Welche Herausforderungen bringen die aktuellen Transformationen der Arbeitswelt für Gewerkschaften und Betriebsräte mit?
Möreke: Ich glaube, man sollte vorwegschicken, dass viele Veränderungen, die gerade in den Betrieben passieren oder in den letzten Jahren passiert sind, nicht immer eine Transformation sind, sondern einfach betriebliche Veränderungsprozesse. Wir reden jetzt von Transformationsprozessen, weil wir eine neue Dimension bekommen. Wir haben einen Quantensprung bei Produkten: Nehmen wir mal die Einführung von Batteriesystemen, die Verbrennungsmotoren ersetzen oder die Einführung von Künstlicher Intelligenz und digitalen Systemen im Betrieb. Da ist es wichtig, dass die Beschäftigten in diesem Prozess mitgenommen werden. Das ist eine wesentliche Rolle, denn Betriebsräte, aber auch Gewerkschaften haben das Ganze zu begleiten, damit Arbeitsplätze sicher sind und die notwendige Qualifizierung stattfindet.

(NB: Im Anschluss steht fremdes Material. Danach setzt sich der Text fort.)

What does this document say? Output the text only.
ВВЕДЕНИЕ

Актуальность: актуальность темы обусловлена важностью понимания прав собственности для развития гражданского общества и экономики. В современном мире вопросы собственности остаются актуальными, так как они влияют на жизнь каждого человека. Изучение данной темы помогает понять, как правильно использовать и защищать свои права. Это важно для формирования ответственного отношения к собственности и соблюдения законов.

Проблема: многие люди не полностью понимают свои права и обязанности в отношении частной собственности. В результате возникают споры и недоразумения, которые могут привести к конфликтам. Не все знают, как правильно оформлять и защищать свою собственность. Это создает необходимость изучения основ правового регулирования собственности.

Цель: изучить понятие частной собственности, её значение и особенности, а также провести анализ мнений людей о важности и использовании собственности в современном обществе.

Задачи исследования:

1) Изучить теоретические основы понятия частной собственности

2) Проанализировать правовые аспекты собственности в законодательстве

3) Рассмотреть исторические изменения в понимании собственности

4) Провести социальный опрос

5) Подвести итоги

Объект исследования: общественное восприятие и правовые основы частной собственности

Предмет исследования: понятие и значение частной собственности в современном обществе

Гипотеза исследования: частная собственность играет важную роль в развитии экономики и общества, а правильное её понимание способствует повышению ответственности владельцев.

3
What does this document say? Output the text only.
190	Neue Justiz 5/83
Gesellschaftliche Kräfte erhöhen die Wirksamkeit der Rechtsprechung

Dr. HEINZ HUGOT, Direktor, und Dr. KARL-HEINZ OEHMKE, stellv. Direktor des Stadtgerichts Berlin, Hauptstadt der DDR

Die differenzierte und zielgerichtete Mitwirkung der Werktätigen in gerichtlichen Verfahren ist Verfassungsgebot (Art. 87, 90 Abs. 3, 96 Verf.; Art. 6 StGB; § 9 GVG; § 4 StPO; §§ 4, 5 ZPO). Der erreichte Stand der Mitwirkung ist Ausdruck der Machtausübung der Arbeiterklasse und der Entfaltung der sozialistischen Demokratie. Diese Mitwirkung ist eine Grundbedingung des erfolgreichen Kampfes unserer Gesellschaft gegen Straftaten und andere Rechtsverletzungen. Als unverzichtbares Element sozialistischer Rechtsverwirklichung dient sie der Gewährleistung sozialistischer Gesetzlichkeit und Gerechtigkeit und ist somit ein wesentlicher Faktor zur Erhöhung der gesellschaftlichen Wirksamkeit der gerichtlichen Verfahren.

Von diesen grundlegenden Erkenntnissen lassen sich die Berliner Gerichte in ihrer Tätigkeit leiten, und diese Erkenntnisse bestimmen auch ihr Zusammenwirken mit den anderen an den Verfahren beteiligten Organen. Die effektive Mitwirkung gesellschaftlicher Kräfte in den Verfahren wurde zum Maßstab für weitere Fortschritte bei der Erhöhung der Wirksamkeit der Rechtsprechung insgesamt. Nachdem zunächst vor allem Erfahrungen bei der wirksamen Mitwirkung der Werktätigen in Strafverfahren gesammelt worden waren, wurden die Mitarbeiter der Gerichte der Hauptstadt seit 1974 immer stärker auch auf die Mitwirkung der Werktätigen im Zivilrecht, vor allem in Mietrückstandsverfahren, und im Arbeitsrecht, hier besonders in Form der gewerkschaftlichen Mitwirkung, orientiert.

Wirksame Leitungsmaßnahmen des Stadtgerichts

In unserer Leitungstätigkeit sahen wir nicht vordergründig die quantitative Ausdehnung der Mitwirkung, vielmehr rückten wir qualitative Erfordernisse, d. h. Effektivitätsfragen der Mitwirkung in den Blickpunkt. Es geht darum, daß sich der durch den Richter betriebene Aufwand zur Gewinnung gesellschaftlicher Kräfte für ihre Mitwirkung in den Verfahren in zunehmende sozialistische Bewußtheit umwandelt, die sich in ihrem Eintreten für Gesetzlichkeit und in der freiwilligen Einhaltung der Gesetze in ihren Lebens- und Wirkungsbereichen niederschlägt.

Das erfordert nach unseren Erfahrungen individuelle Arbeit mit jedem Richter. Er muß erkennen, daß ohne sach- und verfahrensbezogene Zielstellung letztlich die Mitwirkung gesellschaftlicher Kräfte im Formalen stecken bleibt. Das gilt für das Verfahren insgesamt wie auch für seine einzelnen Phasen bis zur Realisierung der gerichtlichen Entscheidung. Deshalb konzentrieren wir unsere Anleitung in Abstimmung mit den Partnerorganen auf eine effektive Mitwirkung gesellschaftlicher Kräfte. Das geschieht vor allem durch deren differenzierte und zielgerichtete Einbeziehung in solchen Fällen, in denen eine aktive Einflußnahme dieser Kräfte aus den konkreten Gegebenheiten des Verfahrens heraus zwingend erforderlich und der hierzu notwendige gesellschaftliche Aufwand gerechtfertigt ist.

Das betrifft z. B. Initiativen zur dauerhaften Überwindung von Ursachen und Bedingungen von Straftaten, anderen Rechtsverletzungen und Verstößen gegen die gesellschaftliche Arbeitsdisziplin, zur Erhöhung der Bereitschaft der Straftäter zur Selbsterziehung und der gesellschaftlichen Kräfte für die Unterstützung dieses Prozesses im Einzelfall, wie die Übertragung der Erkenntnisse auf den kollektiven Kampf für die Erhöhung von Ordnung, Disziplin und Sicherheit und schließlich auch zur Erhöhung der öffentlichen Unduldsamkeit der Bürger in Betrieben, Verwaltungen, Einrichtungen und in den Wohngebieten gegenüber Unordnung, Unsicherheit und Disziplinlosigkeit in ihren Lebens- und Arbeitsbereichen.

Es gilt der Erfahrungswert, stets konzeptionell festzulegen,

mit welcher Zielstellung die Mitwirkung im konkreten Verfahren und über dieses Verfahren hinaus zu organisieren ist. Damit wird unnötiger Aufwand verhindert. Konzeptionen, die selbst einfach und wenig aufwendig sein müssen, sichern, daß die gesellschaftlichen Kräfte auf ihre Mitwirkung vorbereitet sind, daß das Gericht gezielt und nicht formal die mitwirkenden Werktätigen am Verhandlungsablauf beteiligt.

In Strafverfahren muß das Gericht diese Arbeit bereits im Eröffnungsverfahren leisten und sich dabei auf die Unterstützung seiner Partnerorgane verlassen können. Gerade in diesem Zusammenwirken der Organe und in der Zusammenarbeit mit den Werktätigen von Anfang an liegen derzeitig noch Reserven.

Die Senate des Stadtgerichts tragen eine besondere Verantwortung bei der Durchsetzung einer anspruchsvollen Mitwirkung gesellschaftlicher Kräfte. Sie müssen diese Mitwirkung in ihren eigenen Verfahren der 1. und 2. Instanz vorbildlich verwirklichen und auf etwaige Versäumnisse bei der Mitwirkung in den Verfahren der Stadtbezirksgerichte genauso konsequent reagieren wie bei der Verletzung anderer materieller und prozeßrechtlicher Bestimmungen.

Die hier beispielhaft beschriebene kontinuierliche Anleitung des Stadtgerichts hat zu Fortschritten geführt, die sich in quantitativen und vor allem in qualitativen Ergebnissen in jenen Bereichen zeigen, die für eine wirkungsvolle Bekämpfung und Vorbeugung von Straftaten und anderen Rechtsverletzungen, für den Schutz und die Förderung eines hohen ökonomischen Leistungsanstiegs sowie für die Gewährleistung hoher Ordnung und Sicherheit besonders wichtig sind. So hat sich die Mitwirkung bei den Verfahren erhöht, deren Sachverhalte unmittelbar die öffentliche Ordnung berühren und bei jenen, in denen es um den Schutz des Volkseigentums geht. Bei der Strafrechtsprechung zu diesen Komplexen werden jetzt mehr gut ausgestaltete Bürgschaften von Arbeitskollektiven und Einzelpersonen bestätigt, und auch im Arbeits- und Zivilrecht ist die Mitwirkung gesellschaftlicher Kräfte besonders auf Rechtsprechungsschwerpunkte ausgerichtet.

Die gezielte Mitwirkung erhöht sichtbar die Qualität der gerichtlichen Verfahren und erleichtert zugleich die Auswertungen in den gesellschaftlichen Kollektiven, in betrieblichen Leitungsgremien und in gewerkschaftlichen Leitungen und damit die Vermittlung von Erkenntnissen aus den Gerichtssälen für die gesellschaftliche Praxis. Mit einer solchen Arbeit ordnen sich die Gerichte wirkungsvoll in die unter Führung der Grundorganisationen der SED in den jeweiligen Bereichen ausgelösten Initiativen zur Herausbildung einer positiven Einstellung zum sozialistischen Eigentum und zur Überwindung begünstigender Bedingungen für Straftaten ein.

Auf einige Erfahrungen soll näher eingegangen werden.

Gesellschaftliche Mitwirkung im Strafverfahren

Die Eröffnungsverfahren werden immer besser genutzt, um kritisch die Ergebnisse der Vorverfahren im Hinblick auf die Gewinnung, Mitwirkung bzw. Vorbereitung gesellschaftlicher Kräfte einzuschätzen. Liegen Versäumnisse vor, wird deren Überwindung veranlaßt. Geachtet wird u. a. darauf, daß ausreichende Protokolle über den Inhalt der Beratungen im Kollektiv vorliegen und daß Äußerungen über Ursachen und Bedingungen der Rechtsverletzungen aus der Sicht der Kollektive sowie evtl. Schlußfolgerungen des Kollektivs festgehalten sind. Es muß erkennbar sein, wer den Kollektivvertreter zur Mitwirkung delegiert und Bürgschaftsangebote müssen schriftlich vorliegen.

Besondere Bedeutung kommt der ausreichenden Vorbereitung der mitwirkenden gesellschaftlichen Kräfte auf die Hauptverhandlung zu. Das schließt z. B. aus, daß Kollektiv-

Welche Unterstützung braucht es zur Bewältigung dieser Herausforderung?
Möreke: Eine wesentliche Voraussetzung ist die Sicherheit, dass man seinen Job nicht verliert. Das ist eine Riesenherausforderung für Betriebsräte, Gewerkschaften und Unternehmen, Beschäftigungssicherung zu gewährleisten und gleichzeitig dafür zu sorgen, dass auch in neuen Arbeitsprozessen gute Arbeit stattfindet. Worüber reden wir bei guter Arbeit? Über gut gestaltete Arbeit, über ergonomische Arbeitsbedingungen und vieles mehr. Ganz wichtig ist, dass wir ein gemeinsames Verständnis dafür entwickeln, wie wir diese Transformation gut bewältigen können – und die Art und Weise, wie wir Arbeit gestalten wollen, gehört dazu.
Gibt es einen Zusammenhang zwischen dem Rückgang der Mitgliederzahlen bei den Gewerkschaften und der aktuellen Transformation?
Möreke: Es gibt insgesamt einen Trend, dass Menschen aus unterschiedlichsten Gründen aus Organisationen austreten. Das ist natürlich besonders dann der Fall, wenn Menschen Sorge um ihren Arbeitsplatz und ihr gesichertes Einkommen haben und entsprechend schauen: Wo kann ich als erstes sparen? Leider ist es ein Trugschluss, hier an der richtigen Stelle gespart zu haben, weil wir als Gewerkschaften und Betriebsräte natürlich nur so wirkmächtig sind, wie wir Mitglieder haben, die uns in Auseinandersetzungen unterstützen. Immer dann, wenn Gewerkschaften für die Beschäftigten etwas erreichen, wird sehr deutlich, welchen Wert sie haben. Ich sage immer: Die ein Prozent sind gut eingesetzt und lassen sich besser verzinsen als vieles, was wir auf der Bank anlegen. Gerade für ältere Beschäftigte ist lernen-lernen, eine wichtige Voraussetzung für eine erfolgreiche Transformation Insofern werbe ich dafür, sich gewerkschaftlich zu engagieren und Betriebsräte in ihrer Arbeit zu unterstützen.